Ces chiffres nous aident à remettre le Kosovo en perspective. Même si on pense que Milosevic et le gouvernement yougoslave étaient responsables d’une partie des morts là-bas, en 1999, (dans une guerre que l’Occident avait clairement voulue et provoquée), il n’y a aucune, mais alors aucune comparaison possible avec la mort et la destruction causées par les pays qui ont été les plus déterminés à mettre le président de Yougoslavie dans le box des accusés. Comme John Pilger l’a noté en 2008, le bombardement de la Yougoslavie a été un « véritable avant-goût des bains de sang d’Afghanistan et d’Irak. »

Depuis, nous avons également eu la destruction par l’OTAN de la Libye, le pays qui avait le niveau de vie les plus élevés de toute l’Afrique, et le soutien de violents « rebelles » pour obtenir un « changement de régime » en Syrie.

Il ne faut pas être Sherlock Holmes pour voir se dessiner ici un schéma répétitif.

Avant de lancer une guerre ou une « intervention humanitaire » contre un État donné, les Etats-Unis accusent son leader et son gouvernement de toutes sortes de choses épouvantables. Ces accusations sont relayées par les médias qui les répètent ad nauseam, pour qu’à force les gens se mettent à les croire.

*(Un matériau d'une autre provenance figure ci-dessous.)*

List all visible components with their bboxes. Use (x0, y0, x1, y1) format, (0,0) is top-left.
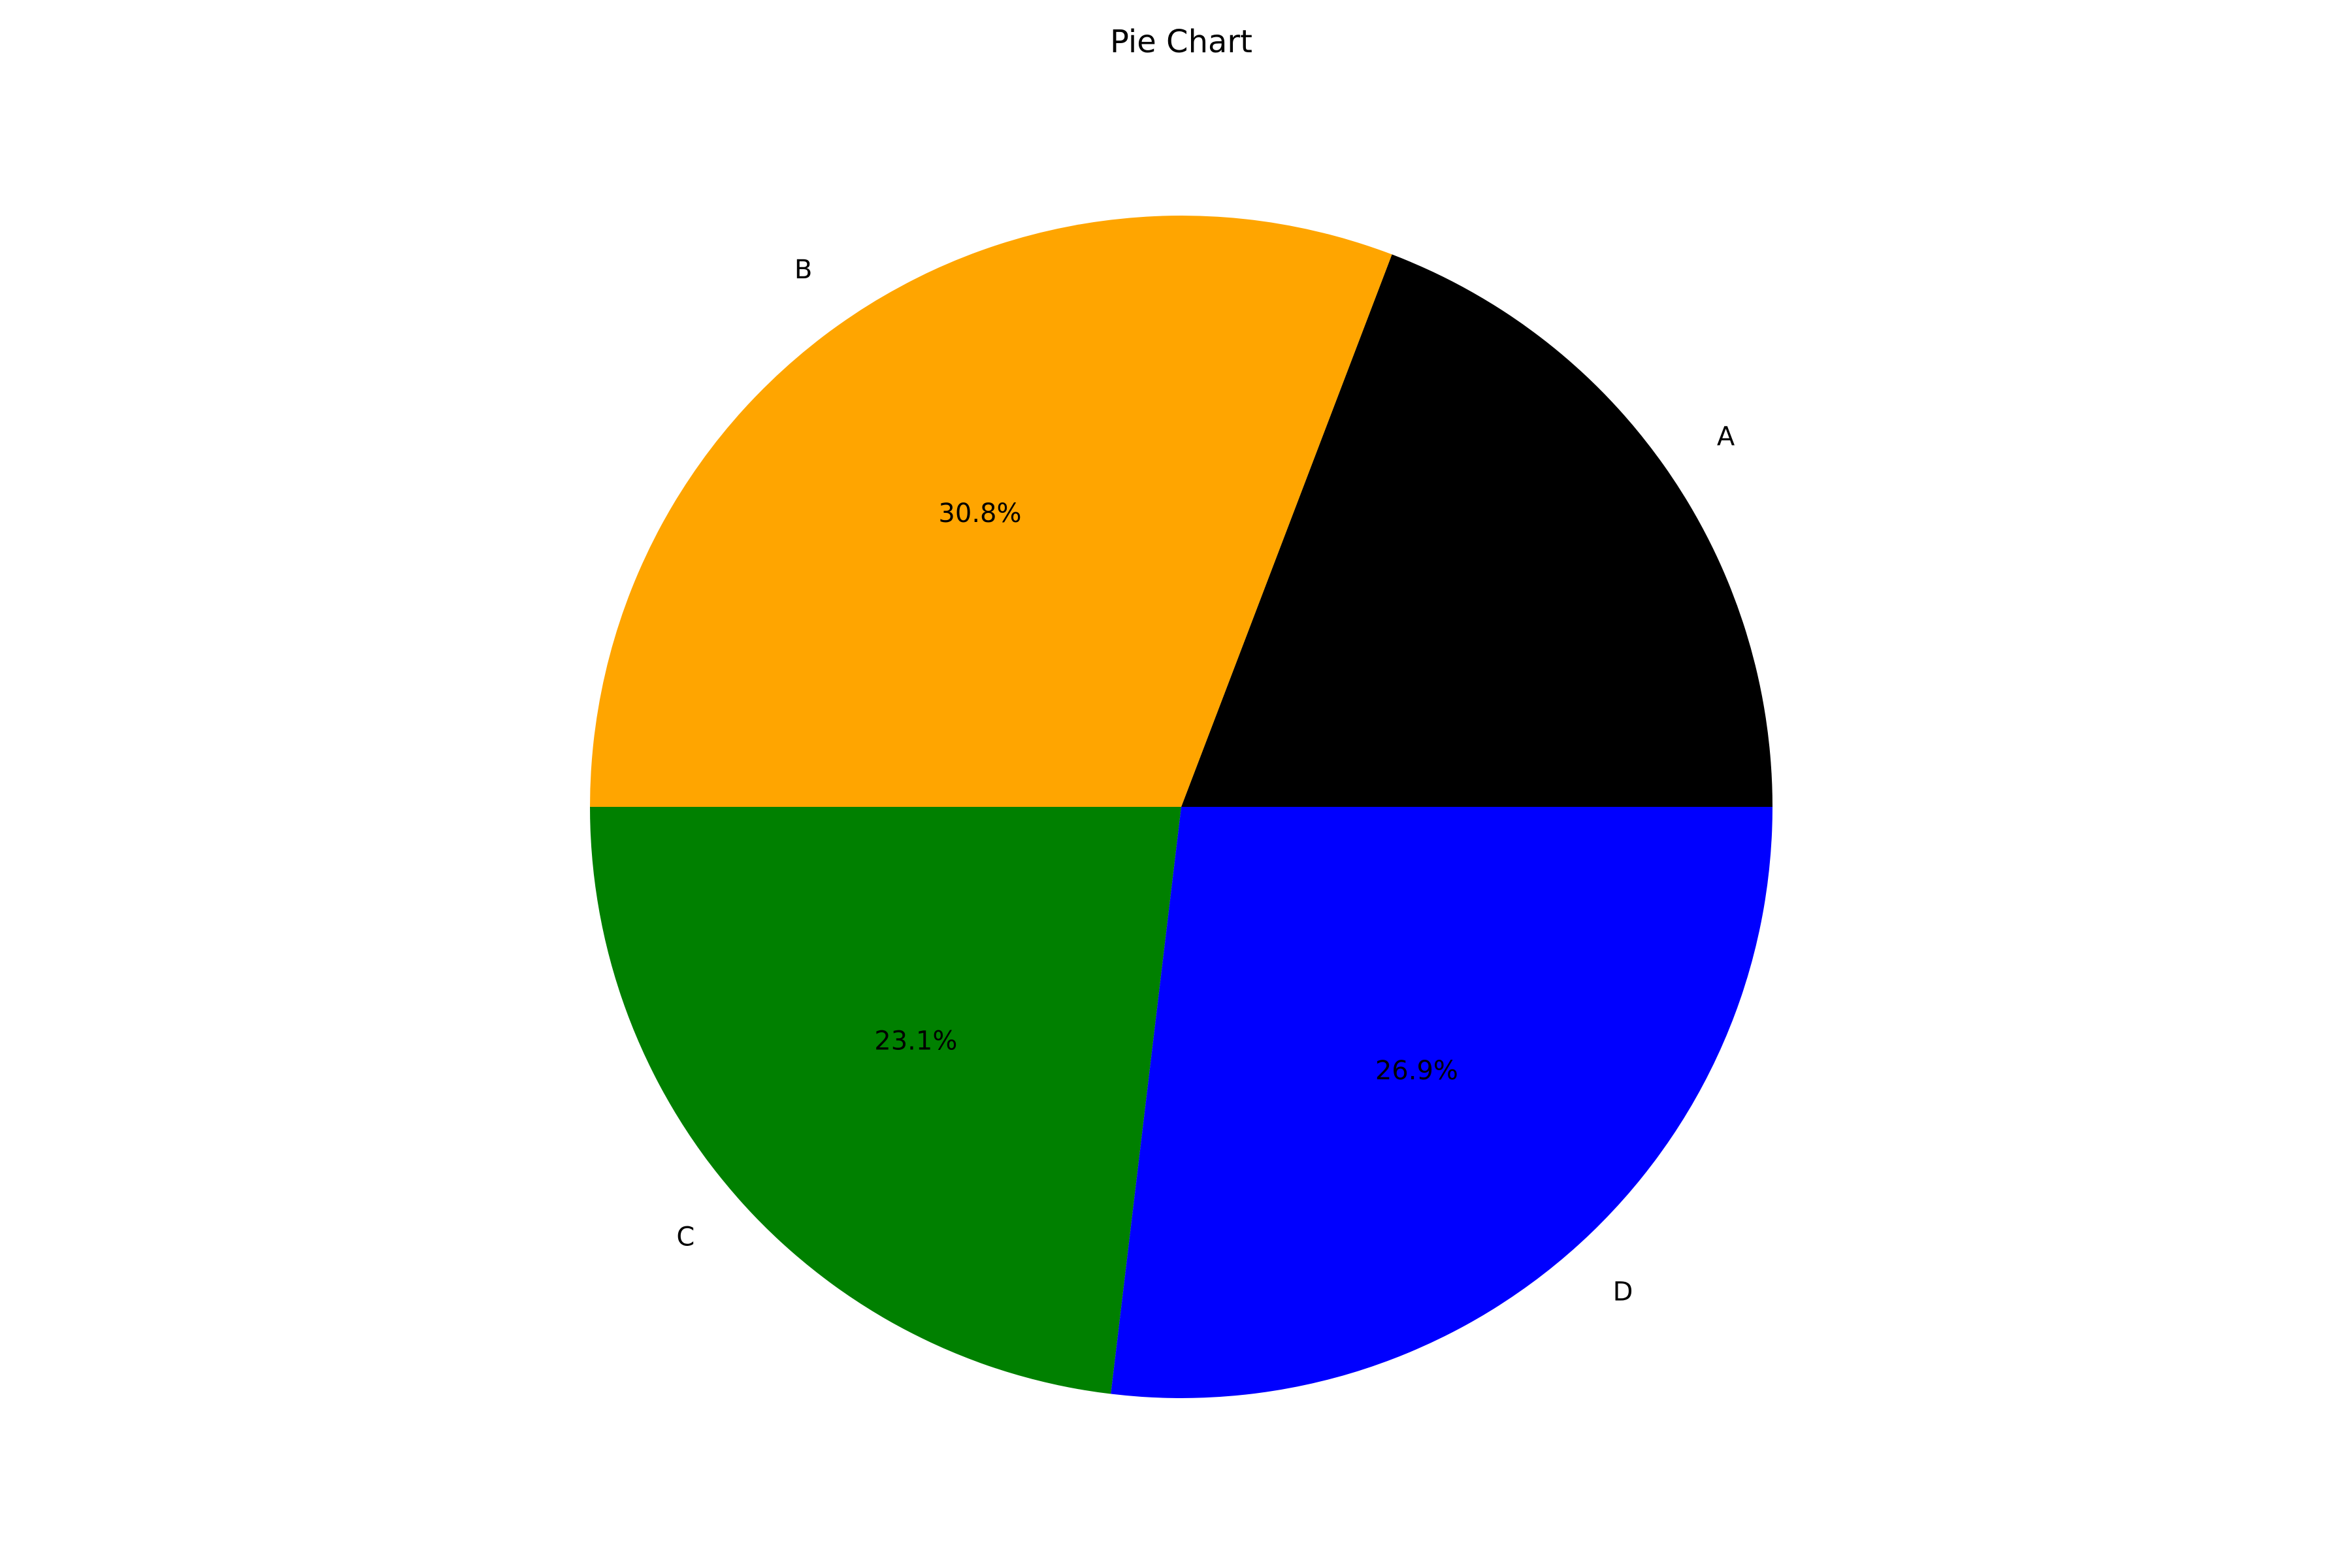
pie-label-d: D (1613, 1277, 1633, 1307)
pie-slice-d (1111, 807, 1772, 1398)
pie-pct-label-b: 30.8% (938, 498, 1021, 529)
pie-slice-c (590, 807, 1181, 1394)
pie-slice-a (1181, 254, 1772, 807)
pie-slices (590, 216, 1772, 1398)
pie-label-c: C (676, 1222, 694, 1252)
pie-labels: A B 30.8% C 23.1% D 26.9% (676, 255, 1735, 1307)
pie-slice-b (590, 216, 1392, 807)
pie-pct-label-d: 26.9% (1375, 1056, 1458, 1086)
pie-label-b: B (794, 255, 812, 285)
chart-title: Pie Chart (1110, 24, 1252, 60)
pie-label-a: A (1717, 421, 1735, 451)
pie-pct-label-c: 23.1% (874, 1026, 957, 1056)
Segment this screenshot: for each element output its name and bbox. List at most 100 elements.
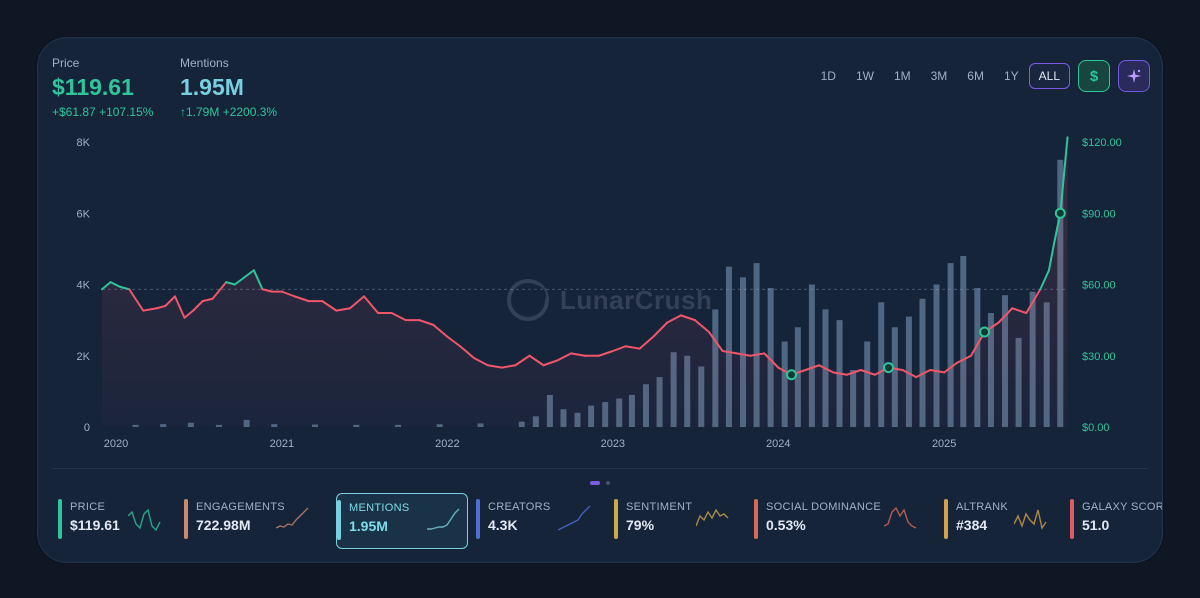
mentions-bar (947, 263, 954, 427)
price-line-segment (390, 312, 407, 322)
price-marker (1054, 207, 1066, 219)
price-line-segment (859, 369, 876, 376)
metric-sparkline (427, 508, 460, 530)
pager-dot[interactable] (606, 481, 610, 485)
mentions-bar (725, 266, 732, 427)
range-3m-button[interactable]: 3M (930, 69, 948, 83)
price-marker (785, 369, 797, 381)
lunarcrush-watermark: LunarCrush (506, 278, 712, 322)
price-area (102, 137, 1068, 428)
y-tick-left: 2K (77, 351, 91, 363)
metric-altrank[interactable]: ALTRANK #384 (944, 493, 1054, 547)
price-line-segment (459, 345, 476, 360)
x-tick: 2021 (270, 438, 294, 450)
range-6m-button[interactable]: 6M (967, 69, 984, 83)
price-line-segment (128, 288, 145, 312)
price-line-segment (679, 314, 696, 322)
price-line-segment (293, 295, 310, 303)
metric-value: 0.53% (766, 517, 806, 533)
price-line-segment (233, 276, 246, 286)
price-line-segment (666, 314, 682, 324)
sparkle-icon (1127, 69, 1141, 83)
x-tick: 2020 (104, 438, 128, 450)
metric-value: $119.61 (70, 517, 120, 533)
y-tick-left: 4K (77, 280, 91, 292)
metric-color-bar (1070, 499, 1074, 539)
price-line-segment (915, 369, 932, 379)
metric-mentions[interactable]: MENTIONS 1.95M (336, 493, 468, 549)
range-1w-button[interactable]: 1W (855, 69, 874, 83)
price-line-segment (225, 281, 236, 286)
price-line-segment (1059, 136, 1069, 215)
metrics-pager[interactable] (590, 481, 610, 485)
price-line-segment (693, 319, 710, 333)
price-label: Price (52, 56, 80, 70)
metric-value: 51.0 (1082, 517, 1110, 533)
metric-value: 4.3K (488, 517, 518, 533)
price-line-segment (335, 307, 351, 312)
price-marker (979, 326, 991, 338)
range-1d-button[interactable]: 1D (820, 69, 836, 83)
price-line-segment (1025, 288, 1042, 314)
metrics-strip: PRICE $119.61 ENGAGEMENTS 722.98M MENTIONS 1.… (58, 493, 1163, 549)
main-chart[interactable]: 0 2K 4K 6K 8K $0.00 $30.00 $60.00 $90.00 $120.00 2… (38, 38, 1162, 468)
ai-button[interactable] (1118, 60, 1150, 92)
mentions-bar (753, 263, 760, 427)
price-line-segment (119, 285, 131, 291)
price-change-pct: +107.15% (99, 105, 154, 119)
metric-social-dominance[interactable]: SOCIAL DOMINANCE 0.53% (754, 493, 924, 547)
y-tick-right: $60.00 (1082, 280, 1116, 292)
price-line-segment (418, 319, 435, 326)
metric-value: 79% (626, 517, 655, 533)
mentions-bar (739, 277, 746, 427)
price-line-segment (261, 288, 273, 293)
metric-sparkline (696, 508, 729, 527)
price-line-segment (101, 281, 112, 291)
currency-button[interactable]: $ (1078, 60, 1110, 92)
metric-creators[interactable]: CREATORS 4.3K (476, 493, 598, 547)
mentions-value: 1.95M (180, 74, 244, 100)
x-tick: 2025 (932, 438, 956, 450)
price-line-segment (486, 364, 503, 369)
price-line-segment (1039, 269, 1050, 291)
metric-sparkline (558, 505, 591, 531)
mentions-bar (933, 284, 940, 427)
metric-galaxy-score[interactable]: GALAXY SCORE 51.0 (1070, 493, 1163, 547)
price-line-segment (901, 369, 918, 379)
price-value: $119.61 (52, 74, 134, 100)
range-1m-button[interactable]: 1M (893, 69, 911, 83)
y-tick-right: $0.00 (1082, 422, 1110, 434)
pager-dot-active[interactable] (590, 481, 600, 485)
metric-color-bar (58, 499, 62, 539)
price-line-segment (749, 352, 766, 357)
price-line-segment (624, 345, 641, 350)
metric-engagements[interactable]: ENGAGEMENTS 722.98M (184, 493, 316, 547)
mentions-bar (808, 284, 815, 427)
metric-name: CREATORS (488, 501, 551, 513)
range-1y-button[interactable]: 1Y (1003, 69, 1019, 83)
metric-name: GALAXY SCORE (1082, 501, 1163, 513)
price-line-segment (432, 323, 449, 338)
metric-name: SENTIMENT (626, 501, 693, 513)
price-line-segment (321, 300, 338, 312)
price-line-segment (211, 281, 228, 300)
metric-value: 1.95M (349, 518, 388, 534)
price-line-segment (142, 307, 158, 312)
mentions-change-pct: +2200.3% (222, 105, 278, 119)
mentions-label: Mentions (180, 56, 229, 70)
x-tick: 2022 (435, 438, 459, 450)
mentions-change: ↑1.79M +2200.3% (180, 105, 277, 119)
metric-sparkline (884, 506, 917, 529)
price-line-segment (201, 297, 214, 303)
watermark-text: LunarCrush (560, 284, 713, 315)
range-all-button[interactable]: ALL (1028, 63, 1070, 89)
mentions-bar (905, 316, 912, 427)
price-line-segment (652, 321, 669, 338)
metric-sentiment[interactable]: SENTIMENT 79% (614, 493, 736, 547)
metric-sparkline-path (884, 506, 917, 529)
x-tick: 2024 (766, 438, 790, 450)
metric-price[interactable]: PRICE $119.61 (58, 493, 168, 547)
metric-name: ENGAGEMENTS (196, 501, 285, 513)
mentions-bar (960, 256, 967, 427)
metric-sparkline-path (1014, 509, 1047, 530)
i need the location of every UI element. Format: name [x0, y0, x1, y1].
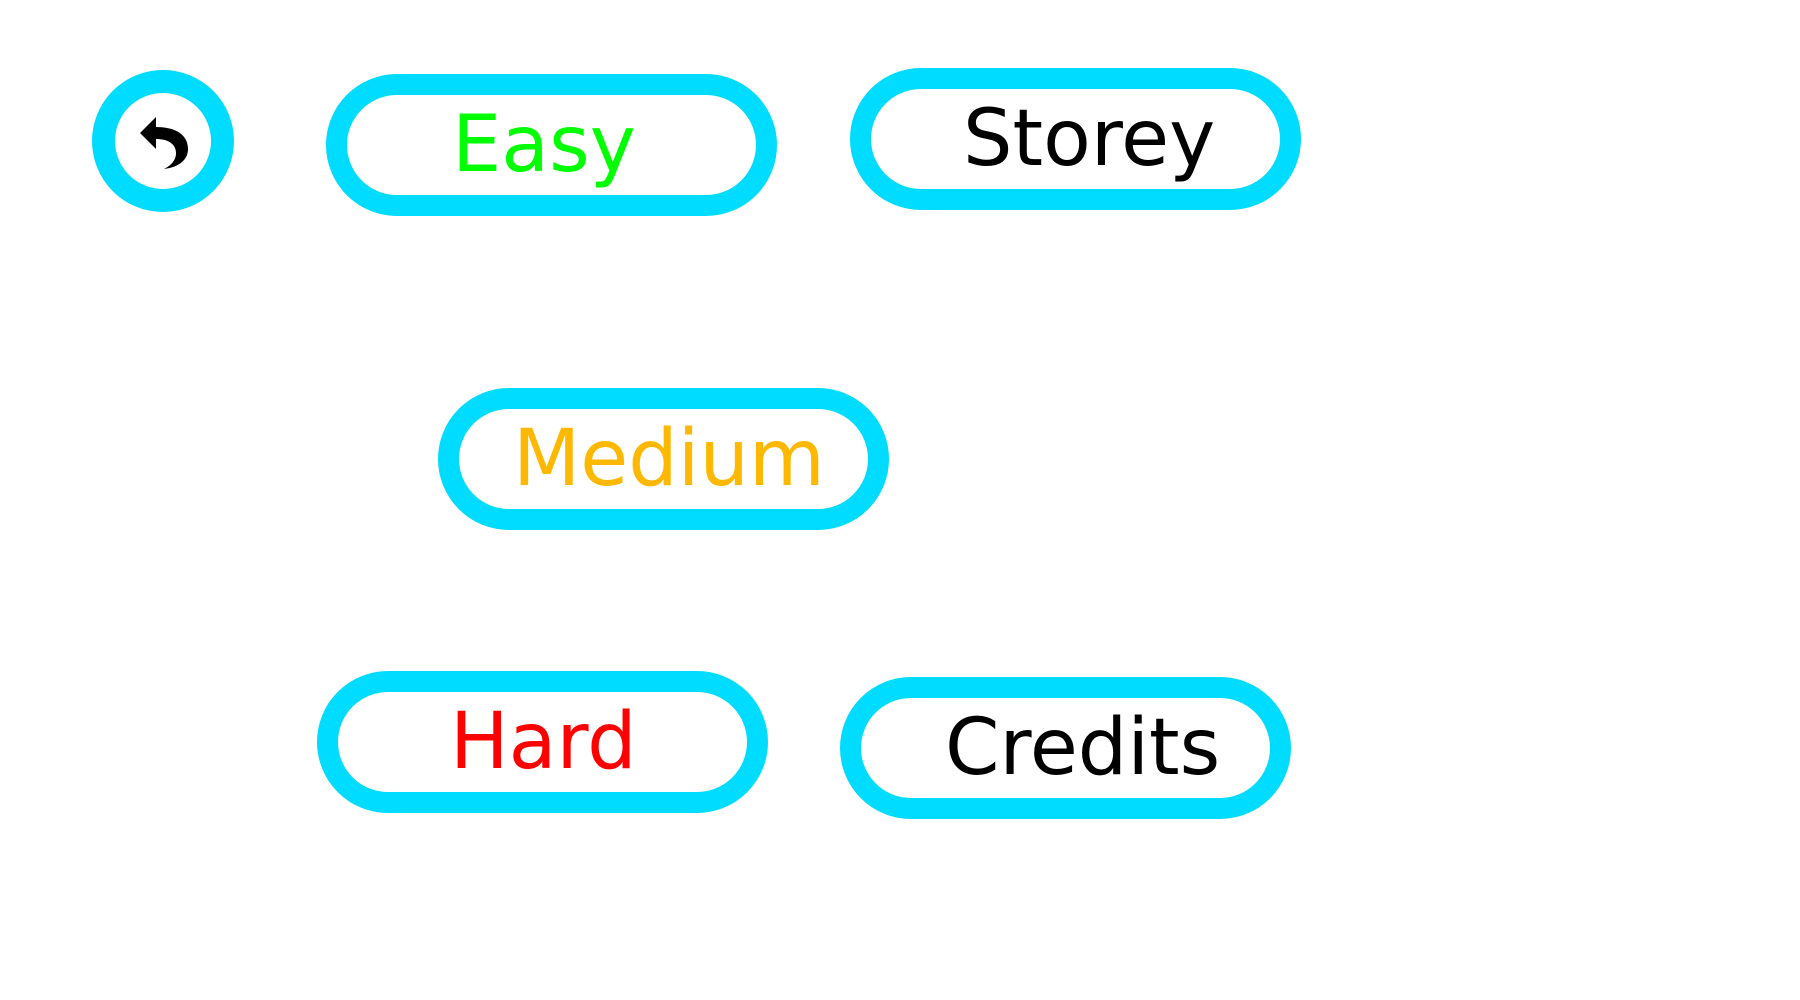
storey-label: Storey: [963, 94, 1216, 184]
storey-button[interactable]: Storey: [850, 68, 1301, 210]
easy-label: Easy: [452, 100, 636, 190]
credits-label: Credits: [945, 703, 1221, 793]
hard-button[interactable]: Hard: [317, 671, 768, 813]
credits-button[interactable]: Credits: [840, 677, 1291, 819]
back-button[interactable]: [92, 70, 234, 212]
medium-button[interactable]: Medium: [438, 388, 889, 530]
easy-button[interactable]: Easy: [326, 74, 777, 216]
hard-label: Hard: [450, 697, 637, 787]
medium-label: Medium: [513, 414, 825, 504]
undo-arrow-icon: [140, 117, 188, 169]
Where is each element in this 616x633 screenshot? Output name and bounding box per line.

Plus tard, il apparaît que les accusations étaient soit entièrement fausses (comme celles des armes de destruction massive en Irak), soit non corroborées, soit fort exagérées. Mais les médias sont passés à autre chose : révéler aux lecteurs la fausseté des accusations portées contre « l’Hitler » précédent ne les intéresse plus, ils sont tout entier occupés à vilipender le « nouvel Hitler », tout aussi « agressif et génocidaire » que le précédent. En 1999, c’était Milosevic ; maintenant c’est Assad et Poutine.

Et vous l’avez deviné, cher lecteur, ce sont, bien sûr, les personnes qui défendent la guerre en Irak et les autres interventions militaires occidentales sanglantes basées sur des mensonges, des affirmations non corroborées ou de fortes exagérations, qui se répandent en accusations tous azimut la fois d’après, exactement les mêmes personnes.

Comme le dit ce vieil adage plein de sagesse : Quand vous montrez quelqu’un du doigt, trois doigts se retournent vers vous*.